Rosangela Demetrio


Incluir um desastre no planejamento da empresa pode atenuar suas consequências

Como sabemos, um desastre não acontece sem aviso. No mundo dos negócios, o que ocorre é que muitas vezes não se quer perceber quando um desastre se anuncia

A maioria dos administradores concordam que nenhuma empresa pode se precaver completamente contra um desastre. Entretanto, o planejamento é um diferencial importante para sua sobrevivência. Um plano B, a previsão de crises e perdas, entre outras estratégias prévias são fundamentais nas horas mais difíceis.
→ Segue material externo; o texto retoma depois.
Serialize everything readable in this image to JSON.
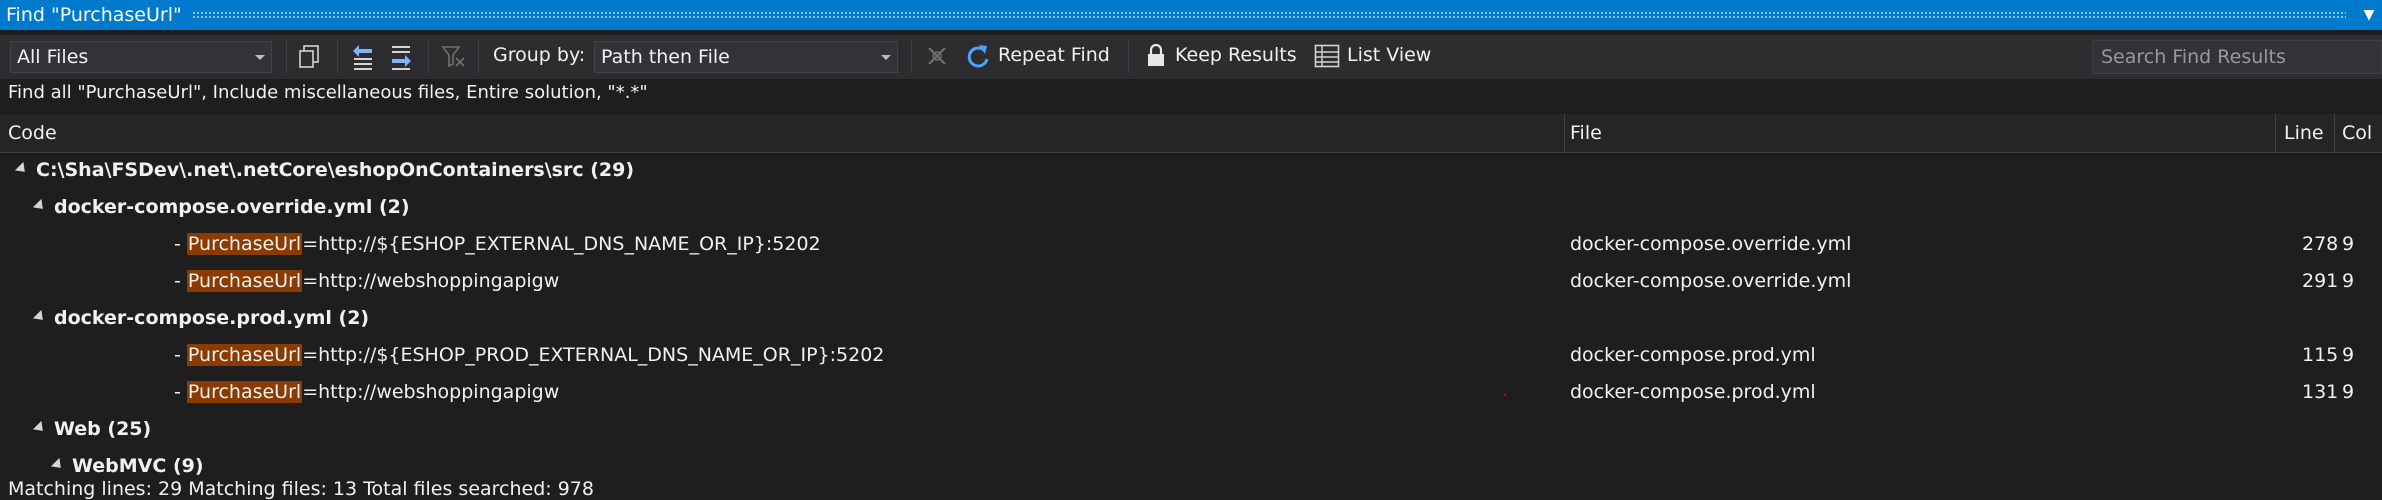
{
  "window": {
    "title": "Find \"PurchaseUrl\""
  },
  "toolbar": {
    "scope_value": "All Files",
    "group_by_label": "Group by:",
    "group_by_value": "Path then File",
    "repeat_find_label": "Repeat Find",
    "keep_results_label": "Keep Results",
    "list_view_label": "List View",
    "search_placeholder": "Search Find Results"
  },
  "description": "Find all \"PurchaseUrl\", Include miscellaneous files, Entire solution, \"*.*\"",
  "columns": {
    "code": "Code",
    "file": "File",
    "line": "Line",
    "col": "Col"
  },
  "tree": {
    "root": {
      "path": "C:\\Sha\\FSDev\\.net\\.netCore\\eshopOnContainers\\src",
      "count": "(29)"
    },
    "groups": [
      {
        "name": "docker-compose.override.yml",
        "count": "(2)",
        "results": [
          {
            "prefix": "- ",
            "match": "PurchaseUrl",
            "rest": "=http://${ESHOP_EXTERNAL_DNS_NAME_OR_IP}:5202",
            "file": "docker-compose.override.yml",
            "line": "278",
            "col": "9"
          },
          {
            "prefix": "- ",
            "match": "PurchaseUrl",
            "rest": "=http://webshoppingapigw",
            "file": "docker-compose.override.yml",
            "line": "291",
            "col": "9"
          }
        ]
      },
      {
        "name": "docker-compose.prod.yml",
        "count": "(2)",
        "results": [
          {
            "prefix": "- ",
            "match": "PurchaseUrl",
            "rest": "=http://${ESHOP_PROD_EXTERNAL_DNS_NAME_OR_IP}:5202",
            "file": "docker-compose.prod.yml",
            "line": "115",
            "col": "9"
          },
          {
            "prefix": "- ",
            "match": "PurchaseUrl",
            "rest": "=http://webshoppingapigw",
            "file": "docker-compose.prod.yml",
            "line": "131",
            "col": "9"
          }
        ]
      },
      {
        "name": "Web",
        "count": "(25)"
      },
      {
        "name": "WebMVC",
        "count": "(9)"
      }
    ]
  },
  "status": "Matching lines: 29 Matching files: 13 Total files searched: 978",
  "colors": {
    "accent": "#007acc",
    "highlight": "#8a3b00",
    "background": "#1e1e1e"
  }
}
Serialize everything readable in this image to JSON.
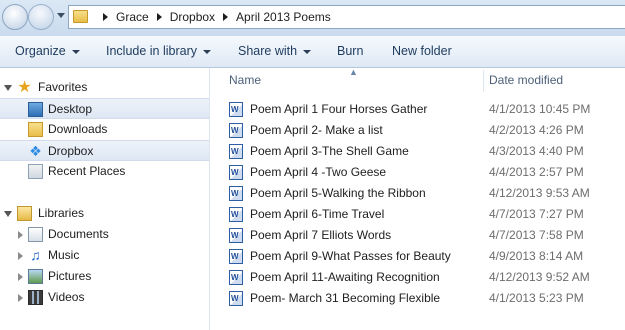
{
  "address": {
    "crumbs": [
      "Grace",
      "Dropbox",
      "April 2013 Poems"
    ]
  },
  "toolbar": {
    "organize": "Organize",
    "include_in_library": "Include in library",
    "share_with": "Share with",
    "burn": "Burn",
    "new_folder": "New folder"
  },
  "nav": {
    "favorites": "Favorites",
    "desktop": "Desktop",
    "downloads": "Downloads",
    "dropbox": "Dropbox",
    "recent_places": "Recent Places",
    "libraries": "Libraries",
    "documents": "Documents",
    "music": "Music",
    "pictures": "Pictures",
    "videos": "Videos"
  },
  "columns": {
    "name": "Name",
    "date_modified": "Date modified"
  },
  "files": [
    {
      "name": "Poem April 1 Four Horses Gather",
      "date": "4/1/2013 10:45 PM"
    },
    {
      "name": "Poem April 2- Make a list",
      "date": "4/2/2013 4:26 PM"
    },
    {
      "name": "Poem April 3-The Shell Game",
      "date": "4/3/2013 4:40 PM"
    },
    {
      "name": "Poem April 4 -Two Geese",
      "date": "4/4/2013 2:57 PM"
    },
    {
      "name": "Poem April 5-Walking the Ribbon",
      "date": "4/12/2013 9:53 AM"
    },
    {
      "name": "Poem April 6-Time Travel",
      "date": "4/7/2013 7:27 PM"
    },
    {
      "name": "Poem April 7 Elliots Words",
      "date": "4/7/2013 7:58 PM"
    },
    {
      "name": "Poem April 9-What Passes for Beauty",
      "date": "4/9/2013 8:14 AM"
    },
    {
      "name": "Poem April 11-Awaiting Recognition",
      "date": "4/12/2013 9:52 AM"
    },
    {
      "name": "Poem- March 31 Becoming Flexible",
      "date": "4/1/2013 5:23 PM"
    }
  ],
  "icons": {
    "doc_letter": "W"
  }
}
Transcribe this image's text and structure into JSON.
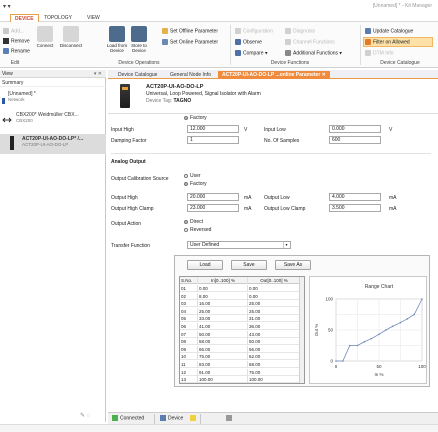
{
  "window": {
    "title": "[Unnamed] * - Kit Manager"
  },
  "menu": {
    "tabs": [
      "DEVICE",
      "TOPOLOGY",
      "VIEW"
    ],
    "active": "DEVICE"
  },
  "ribbon": {
    "small_left": [
      "Add...",
      "Remove",
      "Rename"
    ],
    "connect_disconnect": [
      "Connect",
      "Disconnect"
    ],
    "load_from_device": "Load from Device",
    "store_to_device": "Store to Device",
    "set_offline_parameter": "Set Offline Parameter",
    "set_online_parameter": "Set Online Parameter",
    "configuration": "Configuration",
    "observe": "Observe",
    "compare": "Compare",
    "diagnosis": "Diagnosis",
    "channel_functions": "Channel Functions",
    "additional_functions": "Additional Functions",
    "update_catalogue": "Update Catalogue",
    "filter_on_allowed": "Filter on Allowed",
    "dtm_info": "DTM Info",
    "groups": [
      "Edit",
      "Device Operations",
      "Device Functions",
      "Device Catalogue"
    ]
  },
  "left_panel": {
    "header": "View",
    "summary": "Summary",
    "tree": [
      {
        "label": "[Unnamed] *",
        "sub": "Network"
      },
      {
        "label": "CBX200* Weidmüller CBX...",
        "sub": "CBX200"
      },
      {
        "label": "ACT20P-UI-AO-DO-LP* /...",
        "sub": "ACT20P-UI-AO-DO-LP"
      }
    ]
  },
  "doc_tabs": [
    "Device Catalogue",
    "General Node Info",
    "ACT20P-UI-AO-DO-LP ...online Parameter"
  ],
  "device": {
    "name": "ACT20P-UI-AO-DO-LP",
    "description": "Universal, Loop Powered, Signal Isolator with Alarm",
    "tag_label": "Device Tag:",
    "tag_value": "TAGNO"
  },
  "form": {
    "factory_top": "Factory",
    "input_high_label": "Input High",
    "input_high_value": "12.000",
    "input_high_unit": "V",
    "input_low_label": "Input Low",
    "input_low_value": "0.000",
    "input_low_unit": "V",
    "damping_label": "Damping Factor",
    "damping_value": "1",
    "samples_label": "No. Of Samples",
    "samples_value": "600",
    "analog_output_heading": "Analog Output",
    "calibration_label": "Output Calibration Source",
    "calibration_options": [
      "User",
      "Factory"
    ],
    "calibration_selected": "Factory",
    "output_high_label": "Output High",
    "output_high_value": "20.000",
    "output_high_unit": "mA",
    "output_low_label": "Output Low",
    "output_low_value": "4.000",
    "output_low_unit": "mA",
    "output_high_clamp_label": "Output High Clamp",
    "output_high_clamp_value": "23.000",
    "output_high_clamp_unit": "mA",
    "output_low_clamp_label": "Output Low Clamp",
    "output_low_clamp_value": "3.500",
    "output_low_clamp_unit": "mA",
    "output_action_label": "Output Action",
    "output_action_options": [
      "Direct",
      "Reversed"
    ],
    "output_action_selected": "Direct",
    "transfer_label": "Transfer Function",
    "transfer_value": "User Defined"
  },
  "transfer_panel": {
    "buttons": [
      "Load",
      "Save",
      "Save As"
    ],
    "columns": [
      "S.No.",
      "In[0..100] %",
      "Out[0..100] %"
    ],
    "rows": [
      [
        "01",
        "0.00",
        "0.00"
      ],
      [
        "02",
        "8.00",
        "0.00"
      ],
      [
        "03",
        "16.00",
        "25.00"
      ],
      [
        "04",
        "25.00",
        "25.00"
      ],
      [
        "05",
        "33.00",
        "31.00"
      ],
      [
        "06",
        "41.00",
        "36.00"
      ],
      [
        "07",
        "50.00",
        "43.00"
      ],
      [
        "08",
        "58.00",
        "50.00"
      ],
      [
        "09",
        "66.00",
        "56.00"
      ],
      [
        "10",
        "75.00",
        "62.00"
      ],
      [
        "11",
        "83.00",
        "68.00"
      ],
      [
        "12",
        "91.00",
        "75.00"
      ],
      [
        "13",
        "100.00",
        "100.00"
      ]
    ]
  },
  "chart_data": {
    "type": "line",
    "title": "Range Chart",
    "xlabel": "In %",
    "ylabel": "Out %",
    "xlim": [
      0,
      100
    ],
    "ylim": [
      0,
      100
    ],
    "xticks": [
      "0",
      "50",
      "100"
    ],
    "yticks": [
      "0",
      "50",
      "100"
    ],
    "grid": true,
    "series": [
      {
        "x": [
          0,
          8,
          16,
          25,
          33,
          41,
          50,
          58,
          66,
          75,
          83,
          91,
          100
        ],
        "y": [
          0,
          0,
          25,
          25,
          31,
          36,
          43,
          50,
          56,
          62,
          68,
          75,
          100
        ]
      }
    ],
    "line_color": "#6f86b8"
  },
  "status": {
    "connected": "Connected",
    "device": "Device"
  }
}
A falta de informação é um dos principais motivos para que uma crise pegue empresários de surpresa, fazendo com o impacto dos riscos causem danos maiores. Quando acontece uma crise econômica, por exemplo, mesmo que esta seja do outro lado do mundo, certamente algum reflexo chegará até nós. O bom negociador deve estudar esses reflexos e suas consequências no mercado. E, principalmente, estudar soluções viáveis para a recuperação dos negócios. Essas consequências, mesmo sendo ruins, podem ser rebatidas ou até revertidas. Muitas vezes, um plano de marketing pode ser a solução mais adequada para a recuperação da imagem da empresa ou do produto em meio às turbulências. 

Outro aspecto importante é o tempo de recuperação. Quanto mais rápido se fizer a reestruturação do negócio, melhor. O tempo de inatividade, seja causado por um incêndio, inundação, tempestade ou desastres como o 11 de Setembro ou o furacão Katrina, deve ser o menor possível. Pelo menos o contato com os clientes deve ser feito o quanto antes. Uma boa ideia é a utilização da internet para isso. Uma loja física pode atender ao seu público, temporariamente, por meio de uma loja virtual. Essa estratégia promoverá uma grande parte dos negócios que seriam feitos in loco. Mas, para tornar isso possível, o arquivo de dados deverá estar preservado.

O primeiro passo na preparação de desastres, dizem os especialistas, é garantir que os documentos vitais para os negócios – as demonstrações financeiras, registros de funcionários, faturas, contas a pagar, raios-X, plantas, fotografias e outros registros – estejam segurados ou seguros. Isto é, se for possível utilizar uma cobertura feita por seguradora, ótimo. Caso contrário, pelo menos que esses documentos sejam digitalizados ou em último caso “xerocados” e guardados de forma segura e local apropriado. Uma ideia é prever um investimento financeiro em servidores de acesso remoto ou mesmo utilizar o cloud computing. A tecnologia é a grande aliada quando o assunto é recuperação de dados de forma mais fácil e com custos menores. Hoje, podemos contar com dezenas de serviços que podem ser usados para proteger e recuperar dados e sistemas perdidos, utilizando sistemas de backup online.

Proteger dados e informações pode ser mais simples do que parece. Para algumas empresas, a simples transferência da guarda de documentos armazenados em caixas de arquivo instaladas num porão para um mezanino, num imóvel que costuma inundar, já significa a prevenção de perdas.

Um plano de recuperação de desastres deve levar em conta a forma como a empresa vai se comunicar com seus clientes e funcionários durante um evento negativo em potencial.

Enfim, conhecer as possibilidades de desastres e ter um mapeamento e um planejamento para sobreviver a eles de forma favorável é um investimento sábio e deve ser levado em consideração.

Artigo publicado no Jornal Empresas e Negócios, em 06/julho/2011.